As for the 12 step program, I agree, but the reported success of the Chinese for treating addiction makes me think that if it's included, it can't be the only treatment tried before it's judged as a failure - the overall success rate of non-surgical intervention is too high.
It probably isn't appropriate to bring circumcision into this thread, because brain surgeries like this are a whole world more revolting and horrific.
I think I agree. Circumcision surgery is both less talked about and not nearly invasive enough for a comparison in my head. At least a stomach stapling requires cutting you open, and deals a bit with 'addiction'(to food in this case) and behavior modification(you can no longer eat the same as you did before with a stapled stomach). But I also look at it in the case of other brain surgeries - stopping seizures, for example. So I look at an example of brain surgeries, and and example of behavior modification surgery.
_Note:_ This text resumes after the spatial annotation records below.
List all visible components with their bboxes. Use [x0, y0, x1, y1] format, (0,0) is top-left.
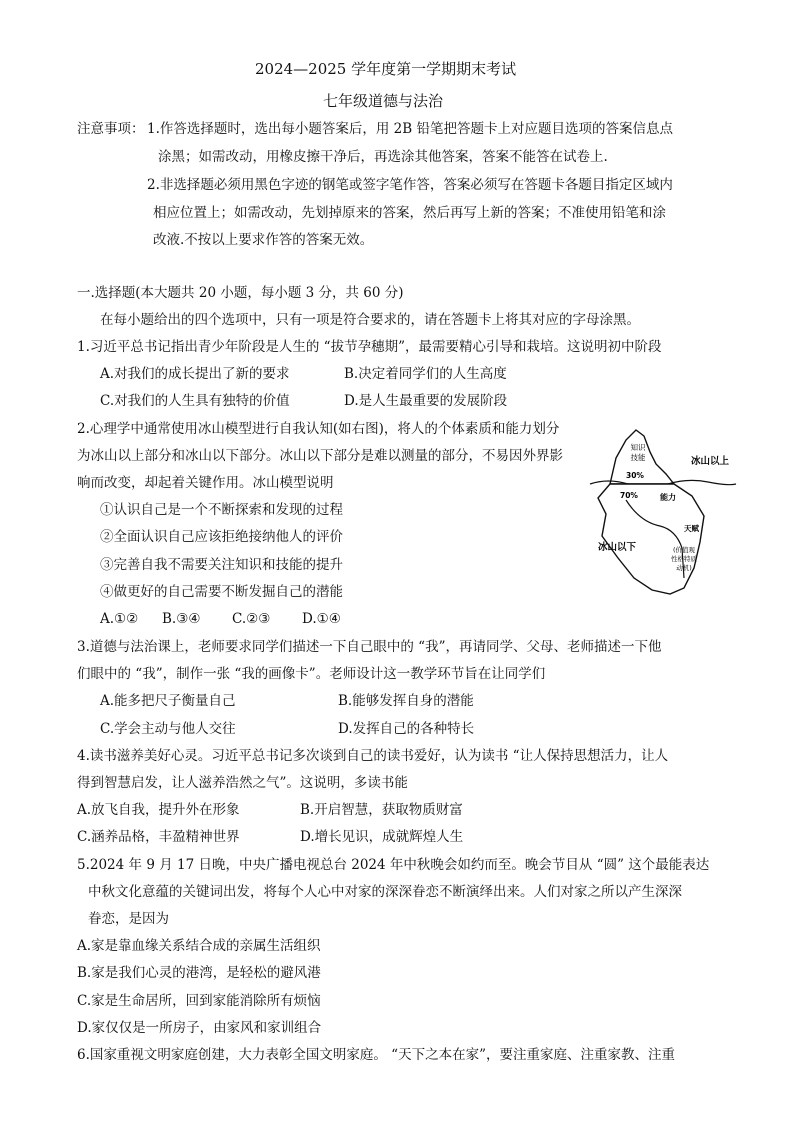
q3-option-b: B.能够发挥自身的潜能 [338, 693, 474, 709]
q3-option-c: C.学会主动与他人交往 [100, 721, 236, 737]
q2-option-b: B.③④ [162, 611, 201, 627]
q5-option-a: A.家是靠血缘关系结合成的亲属生活组织 [77, 938, 321, 954]
q5-stem-line-1: 5.2024 年 9 月 17 日晚，中央广播电视总台 2024 年中秋晚会如约而至。晚会节目从 “圆” 这个最能表达 [77, 857, 710, 873]
q2-option-a: A.①② [100, 611, 139, 627]
section-1-heading: 一.选择题(本大题共 20 小题，每小题 3 分，共 60 分) [77, 285, 404, 301]
q4-option-d: D.增长见识，成就辉煌人生 [300, 829, 464, 845]
q4-stem-line-2: 得到智慧启发，让人滋养浩然之气”。这说明，多读书能 [77, 775, 408, 791]
q5-option-d: D.家仅仅是一所房子，由家风和家训组合 [77, 1020, 322, 1036]
iceberg-tip-label-1: 知识 [630, 443, 646, 452]
iceberg-values-label-2: 性格特质 [671, 555, 697, 563]
section-1-instruction: 在每小题给出的四个选项中，只有一项是符合要求的，请在答题卡上将其对应的字母涂黑。 [100, 312, 640, 328]
q5-option-b: B.家是我们心灵的港湾，是轻松的避风港 [77, 965, 321, 981]
q2-option-c: C.②③ [232, 611, 271, 627]
note-2-line-2: 相应位置上；如需改动，先划掉原来的答案，然后再写上新的答案；不准使用铅笔和涂 [153, 205, 666, 221]
notes-label: 注意事项： [77, 121, 145, 137]
q4-stem-line-1: 4.读书滋养美好心灵。习近平总书记多次谈到自己的读书爱好，认为读书 “让人保持思想活力，让人 [77, 748, 669, 764]
q1-option-d: D.是人生最重要的发展阶段 [344, 393, 508, 409]
q2-option-d: D.①④ [302, 611, 341, 627]
iceberg-percent-above: 30% [626, 471, 644, 480]
q4-option-c: C.涵养品格，丰盈精神世界 [77, 829, 240, 845]
exam-title: 2024—2025 学年度第一学期期末考试 [255, 60, 517, 78]
note-1-line-2: 涂黑；如需改动，用橡皮擦干净后，再选涂其他答案，答案不能答在试卷上. [158, 149, 608, 165]
q2-stem-line-2: 为冰山以上部分和冰山以下部分。冰山以下部分是难以测量的部分，不易因外界影 [77, 448, 563, 464]
q3-stem-line-1: 3.道德与法治课上，老师要求同学们描述一下自己眼中的 “我”，再请同学、父母、老师描述一下他 [77, 639, 662, 655]
q2-statement-1: ①认识自己是一个不断探索和发现的过程 [100, 502, 343, 518]
q3-stem-line-2: 们眼中的 “我”，制作一张 “我的画像卡”。老师设计这一教学环节旨在让同学们 [77, 666, 546, 682]
iceberg-above-label: 冰山以上 [691, 456, 730, 467]
q5-option-c: C.家是生命居所，回到家能消除所有烦恼 [77, 993, 321, 1009]
iceberg-model-figure [588, 418, 738, 600]
iceberg-percent-below: 70% [620, 491, 638, 500]
iceberg-values-label-3: 动机) [676, 564, 692, 572]
exam-subtitle: 七年级道德与法治 [323, 92, 444, 110]
q1-option-c: C.对我们的人生具有独特的价值 [100, 393, 290, 409]
q6-stem-line-1: 6.国家重视文明家庭创建，大力表彰全国文明家庭。 “天下之本在家”，要注重家庭、注重家教、注重 [77, 1047, 675, 1063]
iceberg-underwater [598, 484, 704, 594]
q2-stem-line-3: 响而改变，却起着关键作用。冰山模型说明 [77, 475, 334, 491]
note-1-line-1: 1.作答选择题时，选出每小题答案后，用 2B 铅笔把答题卡上对应题目选项的答案信息点 [147, 121, 673, 137]
q5-stem-line-2: 中秋文化意蕴的关键词出发，将每个人心中对家的深深眷恋不断演绎出来。人们对家之所以产生深深 [88, 884, 682, 900]
q3-option-d: D.发挥自己的各种特长 [338, 721, 475, 737]
q4-option-b: B.开启智慧，获取物质财富 [300, 802, 463, 818]
note-2-line-1: 2.非选择题必须用黑色字迹的钢笔或签字笔作答，答案必须写在答题卡各题目指定区域内 [147, 177, 673, 193]
q1-option-b: B.决定着同学们的人生高度 [344, 366, 507, 382]
q1-stem: 1.习近平总书记指出青少年阶段是人生的 “拔节孕穗期”，最需要精心引导和栽培。这说明初中阶段 [77, 339, 662, 355]
q4-option-a: A.放飞自我，提升外在形象 [77, 802, 240, 818]
q2-statement-2: ②全面认识自己应该拒绝接纳他人的评价 [100, 529, 343, 545]
iceberg-ability-label: 能力 [660, 493, 676, 502]
q5-stem-line-3: 眷恋，是因为 [88, 911, 169, 927]
q3-option-a: A.能多把尺子衡量自己 [100, 693, 236, 709]
iceberg-talent-label: 天赋 [684, 524, 699, 533]
note-2-line-3: 改液.不按以上要求作答的答案无效。 [153, 232, 374, 248]
q2-statement-3: ③完善自我不需要关注知识和技能的提升 [100, 557, 343, 573]
iceberg-below-label: 冰山以下 [598, 542, 637, 553]
q2-statement-4: ④做更好的自己需要不断发掘自己的潜能 [100, 584, 343, 600]
q1-option-a: A.对我们的成长提出了新的要求 [100, 366, 290, 382]
iceberg-values-label-1: (价值观 [672, 546, 696, 554]
iceberg-tip-label-2: 技能 [630, 453, 646, 462]
q2-stem-line-1: 2.心理学中通常使用冰山模型进行自我认知(如右图)，将人的个体素质和能力划分 [77, 421, 560, 437]
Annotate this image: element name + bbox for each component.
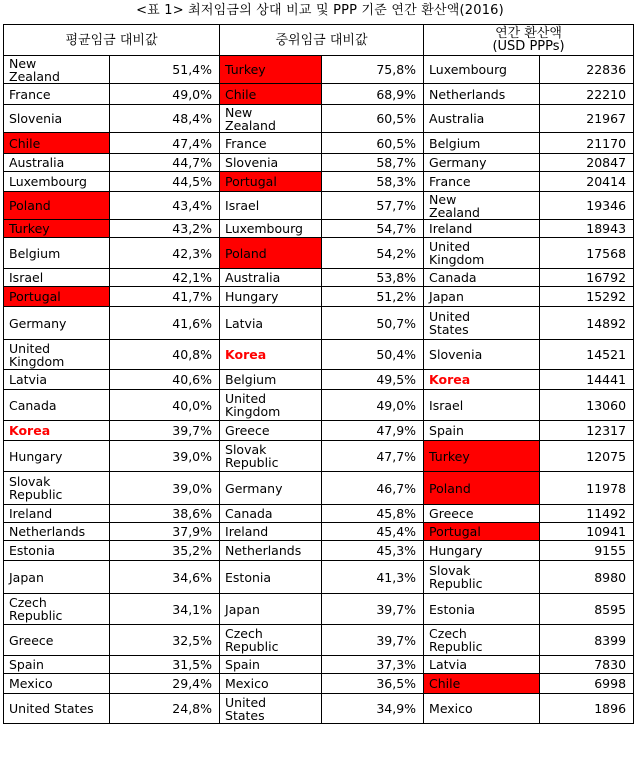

It's not perfect, but I spent less than 5 minutes on it.
In many cases stapling involves removing a portion of the stomach - the only way to undo it is to stretch the stomach to allow it to grow back to it's former size.
Or is suicide the option left for whoever you may wish this upon?
The only reason I'd consider having this surgery as 'routine' is if it worked on a high percentage basis, with low side effects that were generally outweighed tremendously by the benefits, and even then I'd restrict it to cases where the addict is basically committing slowish suicide by their continued behavior.
Perhaps the true horror here is the complete lack of empathy I find in comments like yours.
I don't have much empathy at all. Come to me with a problem and I'll try to find a solution, not 'feel for you' about it. It's a family trait.
I am empathic enough that I seriously considered their probable quality of life before/after the surgery, the alternatives, etc... It's just that in my way of thought I have to express it logically.
Because off the extreme nature of the surgery, the only way I'd approve of it is if it's the only effective method found to enable extremely dysfunctional people to live (mostly) functional lives.
Like I said - it would have to have a high success rate, low rate of serious side effects, and at least have 'most' of the people who have it go latter in life 'It might of sucked in many ways; but I'm glad I had it done, because otherwise I'd have been dead by now'.
Given that it's going on in a military hospital with the approval of the state for a limited research run, I'm for attributing it to China.